Dealing With The Devil: A Review of Black Mass

by Alvin G. Burstein

The biopic’s title prepares us for a consideration of moral perversion. Johnnie Depp’s chilling portrayal of James (Whitey) Bulger, the Boston mob boss, his bloody career, and his relationship with the FBI provide that opportunity, raising questions, some of which go unanswered.

The film describes Bulger’s transition from a member of the Winter Hill mob of “Southies,” Boston toughs at war with the Italian mafia centered in north Boston, to a crime kingpin in that city, one whose odious tentacles extended abroad. His success, perverse indeed, was grounded in his murky collaboration with the FBI as much as in his elaborate murderous sadism.

From a dramatic point of view, Depp’s depiction of Bulger is extraordinarily effective. I find myself feeling an unreasoning reluctance to suggest an Oscar because of the evil of his creation. And the film director’s blood-splattered horror scenes of torture and murder will doubtless gratify any inhibited or displaced aggressive drives in eager audiences.

From a psychodiagnostic point of view, the movie poses a question about whether the portrayed Bulger is a psychopath, a person without the capacity for empathy and lacking a moral sense or whether he is a sociopath, someone whose morality is deviant, a person whose social surround and consequent morality deviates from that of the larger society.

Many of Bulger’s associates would appear to merit the second diagnosis: sociopath. They are loyal to their fellow crooks, see law enforcement as the enemy, and the larger society as naïve in its inhibitions. Bulger himself, despite the film’s nod in the direction of his having a love for his mother and his son, violates a basic law of his deviant tribe by becoming what the FBI called “a top echelon informant.” In that capacity, he was later claimed to have contributed to the conviction of many members of the mafia. But he also escaped prosecution (until many years later) for serious crimes of his own.

A central question raised by these anomalies is the degree to which the FBI itself displays a kind of sociopathic readiness to collaborate in some criminal activities, perhaps even murder, in order to pursue other illegal practices. In the film, the FBI’s collusion with Bulger is regarded as the work of a few bad apples, but some commentators have suggested that a code of silence operates at the FBI level as well. Some have suggested that the Bulger’s success in avoiding capture for a decade and a half was due to the desire by the FBI to avoid questions about a practice instituted by J. Edgar Hoover in 1961, to develop “live sources within the upper echelon of the organized hoodlum element.”

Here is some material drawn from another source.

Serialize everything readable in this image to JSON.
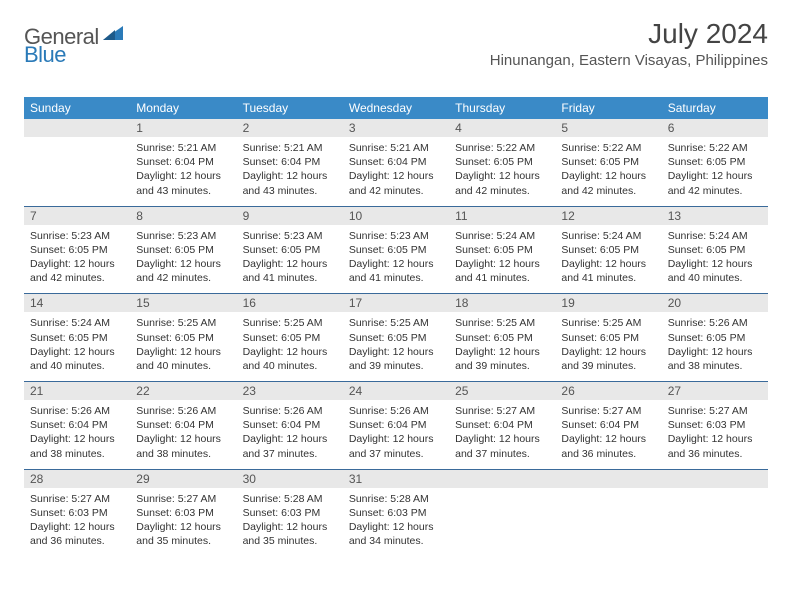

The film does not go deeply into two fascinating loyalty issues. One is the tie between John Connolly and Whitey Bulger. Connolly was a fellow Southie who joined the FBI and who recruited Bulger as an informant. Connolly was one of the few of Bulger’s associates who did not agree to testify against his old buddy in return for a reduction of sentence. Like Bulger, Connolly is still in jail. And then there is Bulger’s younger brother, Billy. A long-time member of the state senate, Billy went on to become president of the University of Massachusetts. When it became clear that he had been lying to investigators about being in touch with his fugitive brother, he was forced to step down. What he has said about Whitey is, “…I cared about him deeply and I still do.” There is no indication that he ever suggested to his brother that he turn himself in.

One is left wondering about how Whitey, the sadistic murderer, feels about them.